Kasus Covid-19 Melonjak, Denpasar Terapkan PKM di Seluruh Wilayah

Antara ยท Rabu, 24 Juni 2020 - 09:53 WIB
Kasus Covid-19 Melonjak, Denpasar Terapkan PKM di Seluruh Wilayah
Wali Kota Denpasar Ida Bagus Rai Dharmawijaya Mantra. (Antara)

DENPASAR, iNews.id - Pemerintah Kota (Pemkot) Denpasar, Bali memastikan seluruh desa, kelurahan, dan desa adat memberlakukan Pembatasan Kegiatan Masyarakat (PKM). Hal ini dilakukan menghadapi terus meningkatnya kasus positif Covid-19 di Denpasar karena transmisi lokal.

"Secara resmi seluruh desa dan kelurahan di Kota Denpasar melaksanakan PKM," kata Juru Bicara Tim Gugus Tugas Percepatan Penanganan (GTPP) Covid-19 Kota Denpasar, Dewa Gede Rai, di Denpasar, Selasa (23/6/2020).

Dia mengatakan, Pemkot Denpasar juga telah melakukan evaluasi atas penerapan PKM sebelumnya. Evaluasi melibatkan seluruh camat, perbekel (kepala desa), lurah, bendesa adat serta Satgas Covid-19 hingga tingkat desa dan kelurahan.

Dewa Rai mengatakan, dalam evaluasi itu, Wali Kota Denpasar Ida Bagus Rai Dharmawijaya Mantra meminta seluruhnya menyamakan persepsi tentang langkah strategis yang telah dan akan dilaksanakan.
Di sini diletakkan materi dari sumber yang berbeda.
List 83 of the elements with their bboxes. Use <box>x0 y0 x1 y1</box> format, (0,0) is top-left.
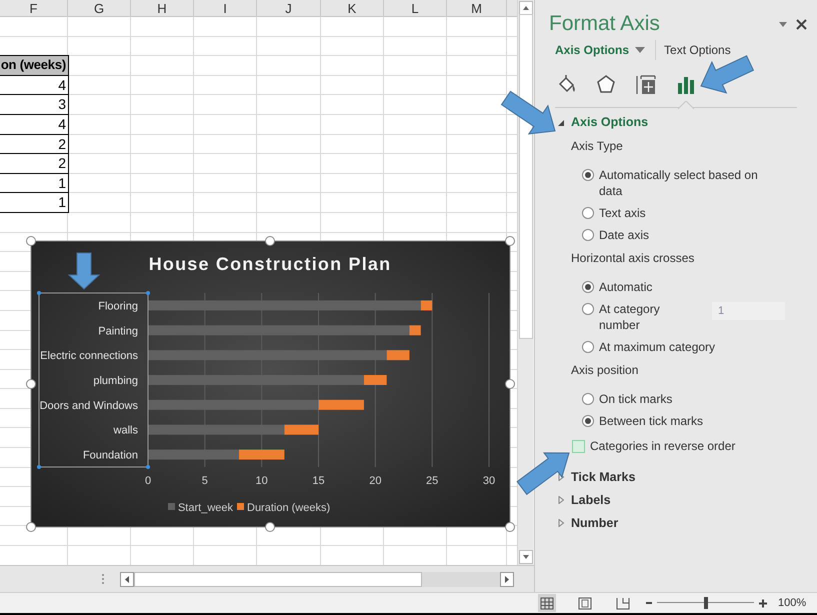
legend-label: Start_week <box>178 502 233 514</box>
tick-label: 30 <box>482 475 496 487</box>
legend-swatch <box>168 503 175 510</box>
category-label: Painting <box>98 325 138 338</box>
scroll-down-icon[interactable] <box>518 550 532 564</box>
radio-button[interactable] <box>582 169 594 181</box>
tick-label: 10 <box>256 475 268 487</box>
tick-label: 20 <box>369 475 382 487</box>
size-properties-icon[interactable] <box>635 74 657 96</box>
scroll-left-icon[interactable] <box>120 572 134 586</box>
section-header[interactable]: Axis Options <box>557 111 648 134</box>
table-cell: 2 <box>0 134 69 154</box>
category-label: plumbing <box>93 375 138 387</box>
radio-label[interactable]: At category number <box>599 301 699 333</box>
table-cell: on (weeks) <box>0 55 69 76</box>
zoom-in-icon[interactable] <box>758 598 768 608</box>
group-label: Horizontal axis crosses <box>571 250 696 267</box>
radio-button[interactable] <box>582 281 594 293</box>
table-cell: 1 <box>0 174 69 194</box>
caret-icon <box>635 47 646 53</box>
triangle-icon <box>557 118 565 126</box>
scroll-up-icon[interactable] <box>518 1 532 15</box>
triangle-icon <box>557 496 565 504</box>
radio-button[interactable] <box>582 229 594 241</box>
tick-label: 0 <box>144 475 152 487</box>
pane-title: Format Axis <box>549 11 661 37</box>
radio-label[interactable]: At maximum category <box>599 339 769 355</box>
radio-label[interactable]: Text axis <box>599 205 769 221</box>
category-label: Foundation <box>82 450 138 462</box>
section-header[interactable]: Number <box>557 513 618 533</box>
group-label: Axis Type <box>571 138 624 155</box>
legend-swatch <box>237 503 244 510</box>
scroll-thumb[interactable] <box>518 14 532 339</box>
radio-label[interactable]: Automatically select based on data <box>599 167 769 199</box>
close-icon[interactable] <box>796 18 807 30</box>
radio-button[interactable] <box>582 303 594 315</box>
tick-label: 5 <box>202 475 208 487</box>
radio-label[interactable]: Between tick marks <box>599 413 769 429</box>
callout-arrow <box>500 90 556 135</box>
category-label: Electric connections <box>40 350 138 362</box>
chart-title: House Construction Plan <box>148 254 392 274</box>
radio-label[interactable]: On tick marks <box>599 391 769 407</box>
splitter-icon[interactable] <box>101 573 105 585</box>
zoom-out-icon[interactable] <box>645 599 653 607</box>
tab[interactable]: Text Options <box>655 40 731 60</box>
checkbox-label[interactable]: Categories in reverse order <box>590 437 736 455</box>
callout-arrow <box>68 252 100 290</box>
radio-label[interactable]: Automatic <box>599 279 769 295</box>
zoom-slider[interactable] <box>657 597 754 609</box>
tick-label: 25 <box>426 475 438 487</box>
triangle-icon <box>557 473 565 481</box>
zoom-level[interactable]: 100% <box>778 594 806 612</box>
pentagon-icon[interactable] <box>595 74 617 96</box>
tick-label: 15 <box>312 475 325 487</box>
triangle-icon <box>557 519 565 527</box>
radio-button[interactable] <box>582 393 594 405</box>
radio-button[interactable] <box>582 415 594 427</box>
category-label: Flooring <box>98 300 138 312</box>
table-cell: 3 <box>0 95 69 115</box>
table-cell: 4 <box>0 76 69 96</box>
scroll-thumb[interactable] <box>134 572 422 586</box>
table-cell: 4 <box>0 114 69 135</box>
radio-button[interactable] <box>582 207 594 219</box>
tab[interactable]: Axis Options <box>555 40 656 60</box>
normal-view-icon[interactable] <box>538 594 556 612</box>
callout-arrow <box>516 451 570 496</box>
bar-chart-icon[interactable] <box>675 74 697 96</box>
scroll-right-icon[interactable] <box>500 572 514 586</box>
pane-menu-icon[interactable] <box>778 20 788 28</box>
table-cell: 2 <box>0 154 69 174</box>
vertical-scrollbar[interactable] <box>517 0 533 565</box>
group-label: Axis position <box>571 362 640 379</box>
table-cell: 1 <box>0 193 69 213</box>
section-header[interactable]: Labels <box>557 490 611 510</box>
radio-label[interactable]: Date axis <box>599 227 769 243</box>
category-label: walls <box>114 424 138 437</box>
checkbox[interactable] <box>572 440 585 452</box>
legend-label: Duration (weeks) <box>247 502 330 514</box>
column-header[interactable]: F <box>0 0 68 17</box>
section-header[interactable]: Tick Marks <box>557 467 636 487</box>
radio-button[interactable] <box>582 341 594 353</box>
horizontal-scrollbar[interactable] <box>120 572 514 586</box>
category-label: Doors and Windows <box>40 400 138 412</box>
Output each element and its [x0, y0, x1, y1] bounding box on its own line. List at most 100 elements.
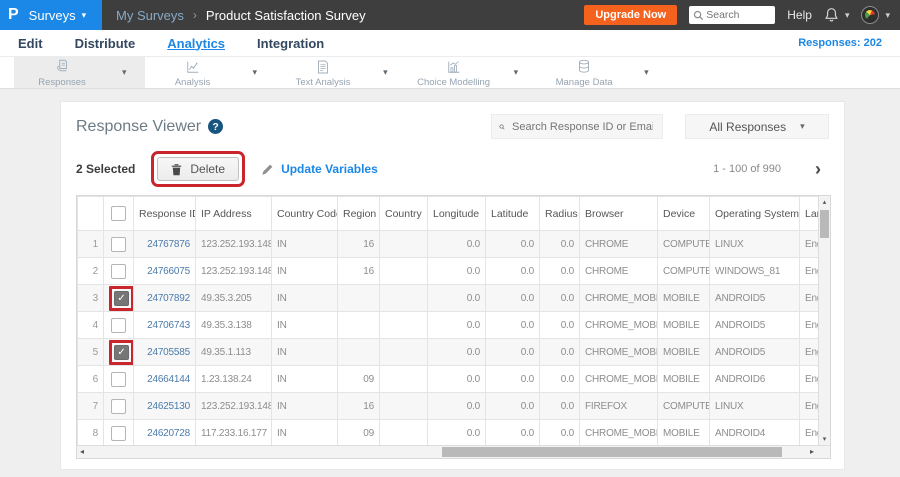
breadcrumb-separator-icon: › — [192, 8, 197, 22]
chevron-down-icon[interactable]: ▾ — [514, 67, 519, 78]
row-checkbox[interactable] — [111, 425, 126, 441]
response-id-link[interactable]: 24625130 — [133, 392, 196, 420]
chevron-down-icon[interactable]: ▾ — [644, 67, 649, 78]
cell-region — [337, 311, 380, 339]
account-menu[interactable]: ▾ — [861, 6, 890, 24]
row-checkbox[interactable]: ✓ — [114, 290, 129, 306]
cell-device: COMPUTER — [657, 230, 710, 258]
nav-item-edit[interactable]: Edit — [18, 36, 43, 51]
row-checkbox[interactable] — [111, 317, 126, 333]
toolbar-item-text-analysis[interactable]: Text Analysis ▾ — [275, 57, 406, 88]
scroll-right-icon[interactable]: ▸ — [810, 447, 814, 456]
cell-device: MOBILE — [657, 419, 710, 447]
cell-os: LINUX — [709, 392, 800, 420]
breadcrumb: My Surveys › Product Satisfaction Survey — [116, 8, 366, 23]
chevron-down-icon[interactable]: ▾ — [122, 67, 127, 78]
delete-button[interactable]: Delete — [157, 157, 240, 181]
column-header-radius[interactable]: Radius — [539, 196, 580, 231]
row-checkbox[interactable] — [111, 371, 126, 387]
pagination-range: 1 - 100 of 990 — [713, 163, 781, 175]
select-all-header[interactable] — [103, 196, 134, 231]
upgrade-now-button[interactable]: Upgrade Now — [584, 5, 678, 25]
checkbox-cell — [103, 230, 134, 258]
row-checkbox[interactable] — [111, 263, 126, 279]
cell-device: COMPUTER — [657, 257, 710, 285]
cell-country_code: IN — [271, 230, 338, 258]
column-header-latitude[interactable]: Latitude — [485, 196, 540, 231]
response-id-link[interactable]: 24767876 — [133, 230, 196, 258]
table-row: 5 ✓ 24705585 49.35.1.113 IN 0.0 0.0 0.0 CHROME_M… — [77, 338, 830, 366]
global-search-input[interactable] — [704, 8, 767, 22]
response-id-link[interactable]: 24766075 — [133, 257, 196, 285]
column-header-region[interactable]: Region — [337, 196, 380, 231]
response-id-link[interactable]: 24706743 — [133, 311, 196, 339]
scroll-up-icon[interactable]: ▴ — [819, 198, 830, 206]
cell-num: 6 — [77, 365, 104, 393]
global-search[interactable] — [689, 6, 776, 24]
nav-item-analytics[interactable]: Analytics — [167, 36, 225, 51]
select-all-checkbox[interactable] — [111, 206, 126, 221]
response-id-link[interactable]: 24620728 — [133, 419, 196, 447]
response-id-link[interactable]: 24707892 — [133, 284, 196, 312]
update-variables-label: Update Variables — [281, 162, 378, 176]
cell-longitude: 0.0 — [427, 230, 486, 258]
vertical-scrollbar[interactable]: ▴ ▾ — [818, 196, 830, 445]
choice-modelling-icon — [447, 60, 459, 73]
column-header-ip-address[interactable]: IP Address — [195, 196, 272, 231]
cell-ip: 117.233.16.177 — [195, 419, 272, 447]
toolbar-item-choice-modelling[interactable]: Choice Modelling ▾ — [406, 57, 537, 88]
column-header-browser[interactable]: Browser — [579, 196, 658, 231]
toolbar-item-responses[interactable]: Responses ▾ — [14, 57, 145, 88]
column-header-device[interactable]: Device — [657, 196, 710, 231]
breadcrumb-current-survey: Product Satisfaction Survey — [205, 7, 366, 23]
cell-country — [379, 419, 428, 447]
notifications-menu[interactable]: ▾ — [824, 7, 849, 23]
response-search-input[interactable] — [510, 119, 655, 134]
responses-filter-dropdown[interactable]: All Responses ▾ — [685, 114, 829, 139]
toolbar-label-choice-modelling: Choice Modelling — [417, 76, 491, 88]
chevron-down-icon[interactable]: ▾ — [383, 67, 388, 78]
row-checkbox[interactable]: ✓ — [114, 344, 129, 360]
cell-ip: 49.35.1.113 — [195, 338, 272, 366]
table-row: 7 24625130 123.252.193.148 IN 16 0.0 0.0 0.0 FIR… — [77, 392, 830, 420]
response-search[interactable] — [491, 114, 663, 139]
chevron-down-icon[interactable]: ▾ — [253, 67, 258, 78]
row-checkbox[interactable] — [111, 236, 126, 252]
cell-country — [379, 230, 428, 258]
help-icon[interactable]: ? — [208, 119, 224, 134]
cell-ip: 123.252.193.148 — [195, 230, 272, 258]
cell-ip: 1.23.138.24 — [195, 365, 272, 393]
cell-os: ANDROID6 — [709, 365, 800, 393]
checkbox-cell — [103, 365, 134, 393]
cell-browser: CHROME_MOBILE — [579, 311, 658, 339]
response-id-link[interactable]: 24705585 — [133, 338, 196, 366]
scroll-down-icon[interactable]: ▾ — [819, 435, 830, 443]
breadcrumb-my-surveys[interactable]: My Surveys — [116, 8, 184, 23]
horizontal-scrollbar[interactable]: ◂ ▸ — [77, 445, 830, 458]
update-variables-link[interactable]: Update Variables — [261, 162, 378, 176]
next-page-icon[interactable]: › — [815, 160, 821, 178]
column-header-longitude[interactable]: Longitude — [427, 196, 486, 231]
column-header-country-code[interactable]: Country Code — [271, 196, 338, 231]
help-link[interactable]: Help — [787, 8, 812, 22]
row-checkbox[interactable] — [111, 398, 126, 414]
horizontal-scroll-thumb[interactable] — [442, 447, 782, 457]
column-header-country[interactable]: Country — [379, 196, 428, 231]
nav-item-integration[interactable]: Integration — [257, 36, 324, 51]
column-header-operating-system[interactable]: Operating System — [709, 196, 800, 231]
cell-radius: 0.0 — [539, 230, 580, 258]
response-viewer-card: Response Viewer ? All Responses ▾ 2 Sele… — [60, 101, 845, 470]
cell-device: MOBILE — [657, 284, 710, 312]
vertical-scroll-thumb[interactable] — [820, 210, 829, 238]
scroll-left-icon[interactable]: ◂ — [80, 447, 84, 456]
cell-browser: CHROME — [579, 230, 658, 258]
toolbar-item-manage-data[interactable]: Manage Data ▾ — [536, 57, 667, 88]
product-menu[interactable]: P Surveys ▾ — [0, 0, 102, 30]
column-header-response-id[interactable]: Response ID▴ — [133, 196, 196, 231]
toolbar-item-analysis[interactable]: Analysis ▾ — [145, 57, 276, 88]
cell-country — [379, 311, 428, 339]
cell-longitude: 0.0 — [427, 311, 486, 339]
nav-item-distribute[interactable]: Distribute — [75, 36, 136, 51]
pencil-icon — [262, 164, 273, 175]
response-id-link[interactable]: 24664144 — [133, 365, 196, 393]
"PKM ini memberdayakan unsur masyarakat hingga lapisan terbawah, mulai dari banjar, dusun, sekaa (kelompok), dan komunitas untuk bersama-sama mendukung pencegahan penyebaran COVID-19 di Kota Denpasar," ujar Rai Mantra.

Dia melanjutkan, saat ini memang tren kasus Covid-19 di Bali dan juga Denpasar mengalami peningkatan. Hal ini karena tes secara masif, baik rapid test maupun tes swab terus digencarkan. Kendati demikian, pencegahan transmisi lokal harus dilaksanakan bersama-sama agar rantai penyebaran Covid-19 cepat bisa diputus.

"Saat ini kami fokus untuk menemukan kasus, karena dengan demikian kebijakan penanganan dapat lebih cepat dan tepat untuk diterapkan," ucapnya.

Kota Denpasar tercatat sebagai episentrum penyebaran virus corona (Covid-19) di Bali. Total kasus positif Covid-19 di Denpasar hingga Rabu (24/6/2020) pagi mencapai 382 orang. Dari jumlah itu, sebanyak 318 orang merupakan kasus transmisi lokal.